En esto un ligero ruido llamó la atención de Herblay, y al volverse y al ver a D'Artagnan en el vano de la puerta, se estremeció.
––¿Qué diablos estáis haciendo ahí tan conmovido? ––preguntó el mosquetero.
––¡Chitón! ––dijo el gigante.
––Partimos en comisión, ––añadió el obispo.
––¡Qué dichosos sois! ––repuso D'Artagnan.
––¡Valiente dicha! ––dijo Porthos. ––Me estoy cayendo de fatiga, y en verdad preferiría dormir; pero el servicio del rey...
––¿Habéis visto al señor Fouquet? ––preguntó Aramis al gascón.
––Sí, hace poco, en su carroza.
––¿Qué os ha dicho? Adiós.
––¿Nada más?
––¿Qué más queríais que me dijese?
––Escuchad, ––dijo Aramis abrazando al mosquetero, ––vuelve a brillar el sol para vos: en adelante no tendréis que envidiar a nadie.
––¡Bah!
––Os predigo para hoy un acontecimiento que mejorará en tercio y quinto vuestro estado.
––¿De veras?
––Ya sabéis que yo estoy al corriente de noticias.
––Sí, sé.
––Porthos, ¿estáis?
––Partamos, ––exclamó el gigante.
––Y abracemos a D'Artagnan, ––añadió Aramis.
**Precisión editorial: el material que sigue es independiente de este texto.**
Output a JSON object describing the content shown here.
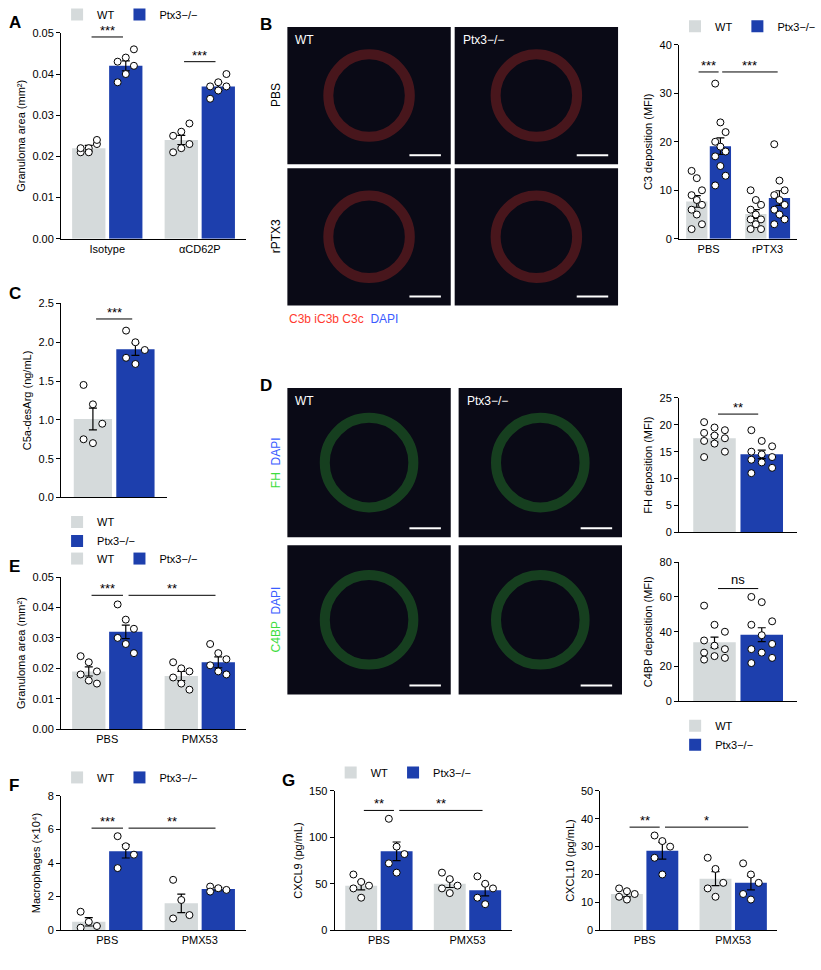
{
  "micrographs": [
    {
      "panel": "B",
      "columns": [
        "WT",
        "Ptx3−/−"
      ],
      "rows": [
        {
          "label": "PBS"
        },
        {
          "label": "rPTX3"
        }
      ],
      "stains": [
        {
          "text": "C3b iC3b C3c",
          "color": "#ff3b30"
        },
        {
          "text": "DAPI",
          "color": "#3a5cff"
        }
      ]
    },
    {
      "panel": "D",
      "columns": [
        "WT",
        "Ptx3−/−"
      ],
      "rows": [
        {
          "stains": [
            {
              "text": "FH",
              "color": "#3ddc3d"
            },
            {
              "text": "DAPI",
              "color": "#3a5cff"
            }
          ]
        },
        {
          "stains": [
            {
              "text": "C4BP",
              "color": "#3ddc3d"
            },
            {
              "text": "DAPI",
              "color": "#3a5cff"
            }
          ]
        }
      ]
    }
  ],
  "chart_data": [
    {
      "panel": "A",
      "type": "bar",
      "categories": [
        "Isotype",
        "αCD62P"
      ],
      "ylabel": "Granuloma area (mm²)",
      "ylim": [
        0,
        0.05
      ],
      "yticks": [
        {
          "value": 0,
          "label": "0.00"
        },
        0.01,
        0.02,
        0.03,
        0.04,
        0.05
      ],
      "legend": "top",
      "series": [
        {
          "name": "WT",
          "color": "#d5dadb",
          "values": [
            0.022,
            0.024
          ],
          "errors": [
            0.0007,
            0.0011
          ],
          "points": [
            [
              0.021,
              0.022,
              0.023,
              0.022,
              0.021,
              0.024
            ],
            [
              0.021,
              0.022,
              0.023,
              0.025,
              0.026,
              0.028
            ]
          ]
        },
        {
          "name": "Ptx3−/−",
          "color": "#1d3fad",
          "values": [
            0.042,
            0.037
          ],
          "errors": [
            0.0012,
            0.001
          ],
          "points": [
            [
              0.038,
              0.04,
              0.042,
              0.043,
              0.044,
              0.046
            ],
            [
              0.034,
              0.036,
              0.037,
              0.037,
              0.038,
              0.04
            ]
          ]
        }
      ],
      "significance": [
        {
          "from": [
            0,
            0
          ],
          "to": [
            0,
            1
          ],
          "label": "***"
        },
        {
          "from": [
            1,
            0
          ],
          "to": [
            1,
            1
          ],
          "label": "***"
        }
      ]
    },
    {
      "type": "bar",
      "categories": [
        "PBS",
        "rPTX3"
      ],
      "ylabel": "C3 deposition (MFI)",
      "ylim": [
        0,
        40
      ],
      "yticks": [
        0,
        10,
        20,
        30,
        40
      ],
      "legend": "top",
      "series": [
        {
          "name": "WT",
          "color": "#d5dadb",
          "values": [
            7.7,
            5.1
          ],
          "errors": [
            1.2,
            0.9
          ],
          "points": [
            [
              14,
              12.5,
              10,
              9,
              8,
              7,
              6,
              5,
              3,
              2
            ],
            [
              10,
              8,
              7,
              6,
              5,
              4,
              4,
              3,
              2,
              2
            ]
          ]
        },
        {
          "name": "Ptx3−/−",
          "color": "#1d3fad",
          "values": [
            19.1,
            8.4
          ],
          "errors": [
            1.7,
            1.5
          ],
          "points": [
            [
              32,
              24,
              22,
              20,
              19,
              18,
              17,
              15,
              13,
              11
            ],
            [
              19.5,
              12,
              10,
              9,
              8,
              7,
              6,
              5,
              4,
              3
            ]
          ]
        }
      ],
      "significance": [
        {
          "from": [
            0,
            0
          ],
          "to": [
            0,
            1
          ],
          "label": "***"
        },
        {
          "from": [
            0,
            1
          ],
          "to": [
            1,
            1
          ],
          "label": "***"
        }
      ]
    },
    {
      "panel": "C",
      "type": "bar",
      "categories": [
        null
      ],
      "ylabel": "C5a-desArg (ng/mL)",
      "ylim": [
        0,
        2.5
      ],
      "yticks": [
        {
          "value": 0,
          "label": "0.0"
        },
        0.5,
        {
          "value": 1,
          "label": "1.0"
        },
        1.5,
        {
          "value": 2,
          "label": "2.0"
        },
        2.5
      ],
      "legend": "bottom",
      "tick_labels": "y",
      "series": [
        {
          "name": "WT",
          "color": "#d5dadb",
          "values": [
            1.01
          ],
          "errors": [
            0.14
          ],
          "points": [
            [
              1.45,
              1.2,
              0.95,
              0.75,
              0.7
            ]
          ]
        },
        {
          "name": "Ptx3−/−",
          "color": "#1d3fad",
          "values": [
            1.91
          ],
          "errors": [
            0.08
          ],
          "points": [
            [
              2.15,
              2.0,
              1.9,
              1.8,
              1.72
            ]
          ]
        }
      ],
      "significance": [
        {
          "from": [
            0,
            0
          ],
          "to": [
            0,
            1
          ],
          "label": "***"
        }
      ]
    },
    {
      "type": "bar",
      "categories": [
        null
      ],
      "ylabel": "FH deposition (MFI)",
      "ylim": [
        0,
        25
      ],
      "yticks": [
        0,
        5,
        10,
        15,
        20,
        25
      ],
      "tick_labels": "y",
      "series": [
        {
          "name": "WT",
          "color": "#d5dadb",
          "values": [
            17.5
          ],
          "errors": [
            0.7
          ],
          "points": [
            [
              20.5,
              19.5,
              19,
              18.5,
              18,
              17.5,
              17,
              16.5,
              15,
              14
            ]
          ]
        },
        {
          "name": "Ptx3−/−",
          "color": "#1d3fad",
          "values": [
            14.5
          ],
          "errors": [
            0.8
          ],
          "points": [
            [
              19,
              17,
              16,
              15,
              14.5,
              14,
              13.5,
              13,
              12,
              11
            ]
          ]
        }
      ],
      "significance": [
        {
          "from": [
            0,
            0
          ],
          "to": [
            0,
            1
          ],
          "label": "**"
        }
      ]
    },
    {
      "type": "bar",
      "categories": [
        null
      ],
      "ylabel": "C4BP deposition (MFI)",
      "ylim": [
        0,
        80
      ],
      "yticks": [
        0,
        20,
        40,
        60,
        80
      ],
      "tick_labels": "y",
      "legend": "bottom",
      "series": [
        {
          "name": "WT",
          "color": "#d5dadb",
          "values": [
            33.9
          ],
          "errors": [
            3
          ],
          "points": [
            [
              55,
              44,
              40,
              35,
              32,
              30,
              28,
              26,
              25,
              24
            ]
          ]
        },
        {
          "name": "Ptx3−/−",
          "color": "#1d3fad",
          "values": [
            38.3
          ],
          "errors": [
            4
          ],
          "points": [
            [
              60,
              57,
              46,
              44,
              38,
              33,
              30,
              28,
              25,
              22
            ]
          ]
        }
      ],
      "significance": [
        {
          "from": [
            0,
            0
          ],
          "to": [
            0,
            1
          ],
          "label": "ns"
        }
      ]
    },
    {
      "panel": "E",
      "type": "bar",
      "categories": [
        "PBS",
        "PMX53"
      ],
      "ylabel": "Granuloma area (mm²)",
      "ylim": [
        0,
        0.05
      ],
      "yticks": [
        {
          "value": 0,
          "label": "0.00"
        },
        0.01,
        0.02,
        0.03,
        0.04,
        0.05
      ],
      "legend": "top",
      "series": [
        {
          "name": "WT",
          "color": "#d5dadb",
          "values": [
            0.019,
            0.0175
          ],
          "errors": [
            0.0015,
            0.0015
          ],
          "points": [
            [
              0.024,
              0.022,
              0.019,
              0.018,
              0.016,
              0.015
            ],
            [
              0.022,
              0.02,
              0.019,
              0.017,
              0.015,
              0.013
            ]
          ]
        },
        {
          "name": "Ptx3−/−",
          "color": "#1d3fad",
          "values": [
            0.032,
            0.022
          ],
          "errors": [
            0.0022,
            0.0018
          ],
          "points": [
            [
              0.041,
              0.036,
              0.033,
              0.03,
              0.028,
              0.025
            ],
            [
              0.028,
              0.025,
              0.023,
              0.021,
              0.019,
              0.018
            ]
          ]
        }
      ],
      "significance": [
        {
          "from": [
            0,
            0
          ],
          "to": [
            0,
            1
          ],
          "label": "***"
        },
        {
          "from": [
            0,
            1
          ],
          "to": [
            1,
            1
          ],
          "label": "**"
        }
      ]
    },
    {
      "panel": "F",
      "type": "bar",
      "categories": [
        "PBS",
        "PMX53"
      ],
      "ylabel": "Macrophages (×10⁴)",
      "ylim": [
        0,
        8
      ],
      "yticks": [
        0,
        2,
        4,
        6,
        8
      ],
      "legend": "top",
      "series": [
        {
          "name": "WT",
          "color": "#d5dadb",
          "values": [
            0.5,
            1.6
          ],
          "errors": [
            0.25,
            0.55
          ],
          "points": [
            [
              1.1,
              0.5,
              0.25,
              0.15
            ],
            [
              3.0,
              1.8,
              0.9,
              0.7
            ]
          ]
        },
        {
          "name": "Ptx3−/−",
          "color": "#1d3fad",
          "values": [
            4.7,
            2.45
          ],
          "errors": [
            0.4,
            0.1
          ],
          "points": [
            [
              5.6,
              5.0,
              4.5,
              3.7
            ],
            [
              2.6,
              2.5,
              2.4,
              2.3
            ]
          ]
        }
      ],
      "significance": [
        {
          "from": [
            0,
            0
          ],
          "to": [
            0,
            1
          ],
          "label": "***"
        },
        {
          "from": [
            0,
            1
          ],
          "to": [
            1,
            1
          ],
          "label": "**"
        }
      ]
    },
    {
      "panel": "G",
      "type": "bar",
      "categories": [
        "PBS",
        "PMX53"
      ],
      "ylabel": "CXCL9 (pg/mL)",
      "ylim": [
        0,
        150
      ],
      "yticks": [
        0,
        50,
        100,
        150
      ],
      "legend": "top",
      "series": [
        {
          "name": "WT",
          "color": "#d5dadb",
          "values": [
            48,
            50
          ],
          "errors": [
            4.5,
            4
          ],
          "points": [
            [
              60,
              52,
              48,
              45,
              35
            ],
            [
              62,
              55,
              48,
              45,
              40
            ]
          ]
        },
        {
          "name": "Ptx3−/−",
          "color": "#1d3fad",
          "values": [
            85,
            43
          ],
          "errors": [
            10,
            6
          ],
          "points": [
            [
              120,
              90,
              82,
              72,
              62
            ],
            [
              58,
              50,
              45,
              35,
              28
            ]
          ]
        }
      ],
      "significance": [
        {
          "from": [
            0,
            0
          ],
          "to": [
            0,
            1
          ],
          "label": "**"
        },
        {
          "from": [
            0,
            1
          ],
          "to": [
            1,
            1
          ],
          "label": "**"
        }
      ]
    },
    {
      "type": "bar",
      "categories": [
        "PBS",
        "PMX53"
      ],
      "ylabel": "CXCL10 (pg/mL)",
      "ylim": [
        0,
        50
      ],
      "yticks": [
        0,
        10,
        20,
        30,
        40,
        50
      ],
      "series": [
        {
          "name": "WT",
          "color": "#d5dadb",
          "values": [
            13,
            18.5
          ],
          "errors": [
            1,
            2.5
          ],
          "points": [
            [
              15,
              14,
              13,
              12,
              11
            ],
            [
              26,
              22,
              17,
              15,
              12
            ]
          ]
        },
        {
          "name": "Ptx3−/−",
          "color": "#1d3fad",
          "values": [
            28.5,
            17
          ],
          "errors": [
            3,
            2.5
          ],
          "points": [
            [
              34,
              32,
              30,
              26,
              20
            ],
            [
              24,
              20,
              17,
              13,
              11
            ]
          ]
        }
      ],
      "significance": [
        {
          "from": [
            0,
            0
          ],
          "to": [
            0,
            1
          ],
          "label": "**"
        },
        {
          "from": [
            0,
            1
          ],
          "to": [
            1,
            1
          ],
          "label": "*"
        }
      ]
    }
  ]
}
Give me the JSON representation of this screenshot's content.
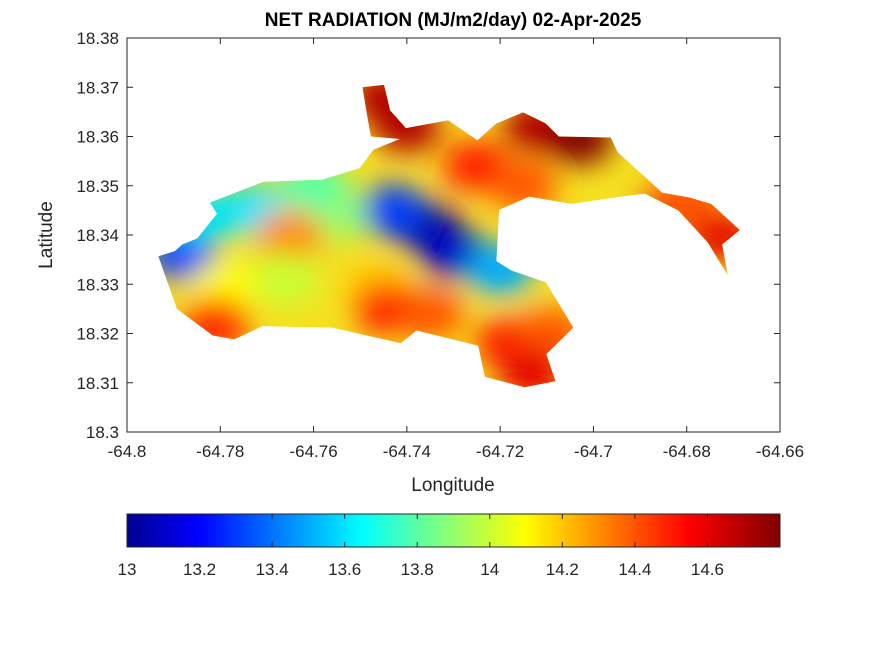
{
  "chart_data": {
    "type": "heatmap",
    "title": "NET RADIATION (MJ/m2/day) 02-Apr-2025",
    "xlabel": "Longitude",
    "ylabel": "Latitude",
    "xlim": [
      -64.8,
      -64.66
    ],
    "ylim": [
      18.3,
      18.38
    ],
    "xticks": [
      -64.8,
      -64.78,
      -64.76,
      -64.74,
      -64.72,
      -64.7,
      -64.68,
      -64.66
    ],
    "yticks": [
      18.3,
      18.31,
      18.32,
      18.33,
      18.34,
      18.35,
      18.36,
      18.37,
      18.38
    ],
    "xtick_labels": [
      "-64.8",
      "-64.78",
      "-64.76",
      "-64.74",
      "-64.72",
      "-64.7",
      "-64.68",
      "-64.66"
    ],
    "ytick_labels": [
      "18.3",
      "18.31",
      "18.32",
      "18.33",
      "18.34",
      "18.35",
      "18.36",
      "18.37",
      "18.38"
    ],
    "grid": false,
    "colormap": "jet",
    "colorbar": {
      "orientation": "horizontal",
      "placement": "bottom",
      "range": [
        13,
        14.8
      ],
      "ticks": [
        13,
        13.2,
        13.4,
        13.6,
        13.8,
        14,
        14.2,
        14.4,
        14.6
      ],
      "tick_labels": [
        "13",
        "13.2",
        "13.4",
        "13.6",
        "13.8",
        "14",
        "14.2",
        "14.4",
        "14.6"
      ]
    },
    "region_outline": [
      [
        -64.7933,
        18.3357
      ],
      [
        -64.7898,
        18.3367
      ],
      [
        -64.7881,
        18.3381
      ],
      [
        -64.7849,
        18.3393
      ],
      [
        -64.7807,
        18.3443
      ],
      [
        -64.7822,
        18.3466
      ],
      [
        -64.7707,
        18.3508
      ],
      [
        -64.7582,
        18.3512
      ],
      [
        -64.7501,
        18.3536
      ],
      [
        -64.7472,
        18.3573
      ],
      [
        -64.7415,
        18.3595
      ],
      [
        -64.7477,
        18.36
      ],
      [
        -64.7483,
        18.3631
      ],
      [
        -64.7495,
        18.37
      ],
      [
        -64.7449,
        18.3705
      ],
      [
        -64.7436,
        18.3653
      ],
      [
        -64.7402,
        18.3617
      ],
      [
        -64.7311,
        18.3633
      ],
      [
        -64.7249,
        18.3592
      ],
      [
        -64.7209,
        18.3626
      ],
      [
        -64.7151,
        18.3649
      ],
      [
        -64.7103,
        18.3627
      ],
      [
        -64.7074,
        18.36
      ],
      [
        -64.6963,
        18.3598
      ],
      [
        -64.6948,
        18.3568
      ],
      [
        -64.6894,
        18.3522
      ],
      [
        -64.6853,
        18.3486
      ],
      [
        -64.6793,
        18.3476
      ],
      [
        -64.6747,
        18.3463
      ],
      [
        -64.6686,
        18.341
      ],
      [
        -64.6724,
        18.3381
      ],
      [
        -64.6712,
        18.3318
      ],
      [
        -64.6755,
        18.3385
      ],
      [
        -64.6818,
        18.345
      ],
      [
        -64.689,
        18.3484
      ],
      [
        -64.6941,
        18.3478
      ],
      [
        -64.7047,
        18.3463
      ],
      [
        -64.7138,
        18.3478
      ],
      [
        -64.7202,
        18.3451
      ],
      [
        -64.7208,
        18.3347
      ],
      [
        -64.7176,
        18.3328
      ],
      [
        -64.7102,
        18.3304
      ],
      [
        -64.7043,
        18.3212
      ],
      [
        -64.7101,
        18.3158
      ],
      [
        -64.7081,
        18.3103
      ],
      [
        -64.7148,
        18.3091
      ],
      [
        -64.7233,
        18.3112
      ],
      [
        -64.7247,
        18.3175
      ],
      [
        -64.7379,
        18.3206
      ],
      [
        -64.7413,
        18.318
      ],
      [
        -64.7561,
        18.3212
      ],
      [
        -64.7629,
        18.3213
      ],
      [
        -64.7709,
        18.3215
      ],
      [
        -64.777,
        18.3188
      ],
      [
        -64.7816,
        18.3196
      ],
      [
        -64.7893,
        18.325
      ],
      [
        -64.7933,
        18.3357
      ]
    ],
    "hotspots": [
      {
        "lon": -64.736,
        "lat": 18.3415,
        "value": 13.0
      },
      {
        "lon": -64.73,
        "lat": 18.3365,
        "value": 13.1
      },
      {
        "lon": -64.743,
        "lat": 18.345,
        "value": 13.3
      },
      {
        "lon": -64.72,
        "lat": 18.333,
        "value": 13.5
      },
      {
        "lon": -64.788,
        "lat": 18.336,
        "value": 13.3
      },
      {
        "lon": -64.773,
        "lat": 18.345,
        "value": 13.6
      },
      {
        "lon": -64.756,
        "lat": 18.344,
        "value": 13.9
      },
      {
        "lon": -64.765,
        "lat": 18.34,
        "value": 14.3
      },
      {
        "lon": -64.779,
        "lat": 18.3295,
        "value": 14.1
      },
      {
        "lon": -64.781,
        "lat": 18.322,
        "value": 14.5
      },
      {
        "lon": -64.766,
        "lat": 18.331,
        "value": 14.0
      },
      {
        "lon": -64.746,
        "lat": 18.329,
        "value": 14.2
      },
      {
        "lon": -64.744,
        "lat": 18.325,
        "value": 14.5
      },
      {
        "lon": -64.735,
        "lat": 18.324,
        "value": 14.4
      },
      {
        "lon": -64.718,
        "lat": 18.318,
        "value": 14.5
      },
      {
        "lon": -64.709,
        "lat": 18.32,
        "value": 14.4
      },
      {
        "lon": -64.713,
        "lat": 18.312,
        "value": 14.6
      },
      {
        "lon": -64.725,
        "lat": 18.354,
        "value": 14.5
      },
      {
        "lon": -64.715,
        "lat": 18.35,
        "value": 14.4
      },
      {
        "lon": -64.74,
        "lat": 18.362,
        "value": 14.7
      },
      {
        "lon": -64.745,
        "lat": 18.368,
        "value": 14.7
      },
      {
        "lon": -64.712,
        "lat": 18.362,
        "value": 14.7
      },
      {
        "lon": -64.703,
        "lat": 18.3595,
        "value": 14.8
      },
      {
        "lon": -64.682,
        "lat": 18.346,
        "value": 14.6
      },
      {
        "lon": -64.673,
        "lat": 18.34,
        "value": 14.6
      },
      {
        "lon": -64.68,
        "lat": 18.347,
        "value": 14.4
      },
      {
        "lon": -64.76,
        "lat": 18.35,
        "value": 13.8
      },
      {
        "lon": -64.784,
        "lat": 18.344,
        "value": 13.6
      }
    ],
    "colorbar_stops": [
      [
        0.0,
        "#00008f"
      ],
      [
        0.11,
        "#0000ff"
      ],
      [
        0.36,
        "#00ffff"
      ],
      [
        0.48,
        "#7fff7f"
      ],
      [
        0.61,
        "#ffff00"
      ],
      [
        0.86,
        "#ff0000"
      ],
      [
        1.0,
        "#800000"
      ]
    ]
  }
}
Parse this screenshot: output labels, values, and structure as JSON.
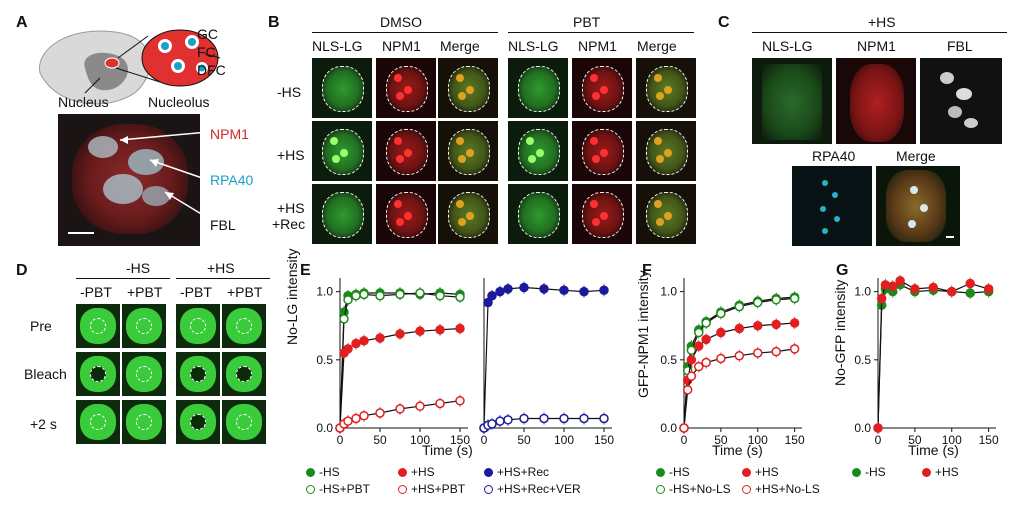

––Con toda el alma ¿Y los caballos?
––No faltan aquí, ––repuso el gascón. ––¿Queréis el mío?
––Gracias, Porthos tiene su caballeriza. Adiós D'Artagnan.
Los dos fugitivos subieron sobre sendos caballos y en presen cia del capitán de mosqueteros, que tuvo el estribo a Prothos y acompañó a sus amigos con la mirada hasta que los hubo perdido de vista.
––En otro tiempo, ––murmuró D'Artagnan, ––hubiera dicho que esos hombres huían; pero en la actualidad está tan cambiada la política, que a eso le llaman ir en comisión. En buena hora sea. Vamos a nuestros quehaceres.
Y el gascón entró filosóficamente en su alojamiento.